Australia's fourth largest bank, ANZ, said on Wednesday that it would invest million more on its China expansion venture. In 2010, ANZ initially invested $395 million which resulted in the opening of six branches in Beijing, Shanghai, Chongquing and Guangzhou.

ANZ Chief Executive Mike Smith said the banks aims to increase its branches in China to 20 in the next five to 10 years. The move is part of ANZ's plan to earn 25 to 30 per cent of its profits outside Australia and New Zealand by 2017.

"ANZ aims to be a super regional bank in the Asia Pacific region, and China is a strategically important market for us," Mr Smith said in a statement.

Besides its current six outlets, ANZ has a 20 per cent stake each in Shanghai Rural Commercial Bank and the Bank of Tianjin.

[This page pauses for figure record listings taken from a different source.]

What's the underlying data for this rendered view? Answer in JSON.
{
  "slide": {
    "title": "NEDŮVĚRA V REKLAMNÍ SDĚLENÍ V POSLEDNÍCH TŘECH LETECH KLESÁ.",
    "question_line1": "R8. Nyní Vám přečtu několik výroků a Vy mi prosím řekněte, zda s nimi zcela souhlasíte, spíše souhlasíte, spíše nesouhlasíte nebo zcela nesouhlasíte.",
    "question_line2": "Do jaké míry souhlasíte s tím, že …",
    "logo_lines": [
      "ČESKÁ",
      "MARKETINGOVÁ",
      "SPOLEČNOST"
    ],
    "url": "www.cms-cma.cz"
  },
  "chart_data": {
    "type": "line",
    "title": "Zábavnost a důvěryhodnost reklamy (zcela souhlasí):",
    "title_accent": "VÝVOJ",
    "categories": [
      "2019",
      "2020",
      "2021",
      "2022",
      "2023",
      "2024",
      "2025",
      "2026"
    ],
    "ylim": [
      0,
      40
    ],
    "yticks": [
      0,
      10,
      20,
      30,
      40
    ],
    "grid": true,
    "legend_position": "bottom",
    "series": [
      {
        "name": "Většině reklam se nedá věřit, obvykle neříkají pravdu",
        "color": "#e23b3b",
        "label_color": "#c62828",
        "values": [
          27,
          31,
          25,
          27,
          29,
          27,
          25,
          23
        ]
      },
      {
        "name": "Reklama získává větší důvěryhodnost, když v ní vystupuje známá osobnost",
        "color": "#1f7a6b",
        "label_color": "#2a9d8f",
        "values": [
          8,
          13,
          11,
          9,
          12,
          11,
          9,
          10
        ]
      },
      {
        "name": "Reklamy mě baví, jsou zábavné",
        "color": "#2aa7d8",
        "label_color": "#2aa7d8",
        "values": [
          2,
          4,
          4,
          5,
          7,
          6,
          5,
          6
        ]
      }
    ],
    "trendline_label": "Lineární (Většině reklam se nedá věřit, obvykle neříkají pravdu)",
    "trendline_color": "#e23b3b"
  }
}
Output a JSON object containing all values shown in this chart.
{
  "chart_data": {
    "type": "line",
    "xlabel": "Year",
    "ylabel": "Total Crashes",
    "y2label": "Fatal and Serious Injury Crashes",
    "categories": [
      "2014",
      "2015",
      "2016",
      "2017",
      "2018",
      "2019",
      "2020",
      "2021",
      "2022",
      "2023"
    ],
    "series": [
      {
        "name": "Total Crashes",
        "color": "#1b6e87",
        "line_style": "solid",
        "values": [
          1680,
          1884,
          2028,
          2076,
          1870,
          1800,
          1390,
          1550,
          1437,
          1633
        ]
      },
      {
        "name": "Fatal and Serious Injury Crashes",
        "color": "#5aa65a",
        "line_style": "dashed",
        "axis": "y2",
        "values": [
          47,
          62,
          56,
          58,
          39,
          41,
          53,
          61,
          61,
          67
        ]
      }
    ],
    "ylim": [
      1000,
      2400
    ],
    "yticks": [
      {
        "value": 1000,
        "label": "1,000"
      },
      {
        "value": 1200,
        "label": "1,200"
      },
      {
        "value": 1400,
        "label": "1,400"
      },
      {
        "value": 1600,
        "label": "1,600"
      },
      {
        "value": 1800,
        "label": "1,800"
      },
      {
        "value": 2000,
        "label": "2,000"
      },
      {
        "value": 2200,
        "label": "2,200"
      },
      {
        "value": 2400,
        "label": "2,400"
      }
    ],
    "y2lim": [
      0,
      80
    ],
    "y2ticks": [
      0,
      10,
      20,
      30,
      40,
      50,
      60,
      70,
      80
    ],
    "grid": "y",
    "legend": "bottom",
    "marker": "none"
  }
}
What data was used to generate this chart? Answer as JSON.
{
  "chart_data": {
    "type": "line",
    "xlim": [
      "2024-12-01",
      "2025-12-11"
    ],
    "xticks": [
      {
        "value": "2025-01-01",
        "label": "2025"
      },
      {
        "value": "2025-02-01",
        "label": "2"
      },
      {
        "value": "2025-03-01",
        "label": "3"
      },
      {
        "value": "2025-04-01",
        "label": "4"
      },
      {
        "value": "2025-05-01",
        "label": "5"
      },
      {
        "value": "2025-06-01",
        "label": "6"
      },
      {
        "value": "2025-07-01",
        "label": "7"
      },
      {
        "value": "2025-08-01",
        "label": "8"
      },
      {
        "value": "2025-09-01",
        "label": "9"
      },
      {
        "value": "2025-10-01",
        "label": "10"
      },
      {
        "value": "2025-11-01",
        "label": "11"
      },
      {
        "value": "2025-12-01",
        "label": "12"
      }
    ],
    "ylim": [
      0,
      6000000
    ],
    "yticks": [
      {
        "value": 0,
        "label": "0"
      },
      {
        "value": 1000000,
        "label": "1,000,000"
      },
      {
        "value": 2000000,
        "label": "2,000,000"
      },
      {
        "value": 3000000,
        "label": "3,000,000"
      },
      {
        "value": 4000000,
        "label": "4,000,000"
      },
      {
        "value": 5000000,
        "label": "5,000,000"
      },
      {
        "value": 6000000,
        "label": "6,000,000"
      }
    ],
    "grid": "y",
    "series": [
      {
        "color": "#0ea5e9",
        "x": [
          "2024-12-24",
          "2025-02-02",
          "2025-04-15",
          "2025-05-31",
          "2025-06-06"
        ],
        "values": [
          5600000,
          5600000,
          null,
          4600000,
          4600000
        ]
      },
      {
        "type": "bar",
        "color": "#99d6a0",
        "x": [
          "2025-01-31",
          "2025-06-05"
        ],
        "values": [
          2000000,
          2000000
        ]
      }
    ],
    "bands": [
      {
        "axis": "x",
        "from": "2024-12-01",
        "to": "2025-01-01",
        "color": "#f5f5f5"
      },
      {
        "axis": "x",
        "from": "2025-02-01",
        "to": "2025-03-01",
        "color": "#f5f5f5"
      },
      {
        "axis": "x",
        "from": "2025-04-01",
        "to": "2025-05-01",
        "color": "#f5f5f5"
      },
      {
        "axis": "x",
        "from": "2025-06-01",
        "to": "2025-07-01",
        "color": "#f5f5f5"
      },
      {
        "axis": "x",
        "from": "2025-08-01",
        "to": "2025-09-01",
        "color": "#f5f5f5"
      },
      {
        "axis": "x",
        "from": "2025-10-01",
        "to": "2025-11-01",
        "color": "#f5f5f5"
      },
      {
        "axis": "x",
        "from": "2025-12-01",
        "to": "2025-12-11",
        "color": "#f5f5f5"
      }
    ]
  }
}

The ANZ branches in China will start to offer yuan services to Chinese clients, disclosed Charles Li, ANZ's chief executive in China. It would include deposits, lending and wealth management in a bid to make ANZ's operations in the south Asian nation profitable within three years.

Meanwhile, Phil Chronican, ANZ's head of Australian banking, observed that the anti-bank backlash is starting to subside as more borrowers understand better the effect of higher funding costs on mortgage interest rates.

He based his observation on subdued responses after ANZ announced on Friday that it will keep 13 basis points out of the 50-basis points overnight cash rate made May 1 by the Reserve Bank of Australia. That meant ANZ passed on to borrowers only 37 basis points of the rate cut.

"I would never go as far as saying we've won the public debate... but I feel we've moved the debate on and that the commentary over recent weeks is evidence that at least people are now thinking more seriously about what the real issues are," The Australian quoted Mr Chronican.

Recent surveys said that the satisfaction rating of the big 4 fell after it hiked variable mortgage interest rates while the RBA held on to the rates for several months. In March, more borrowers shifted to fixed interest rates because of the volatility of variable interest rates on home mortgages.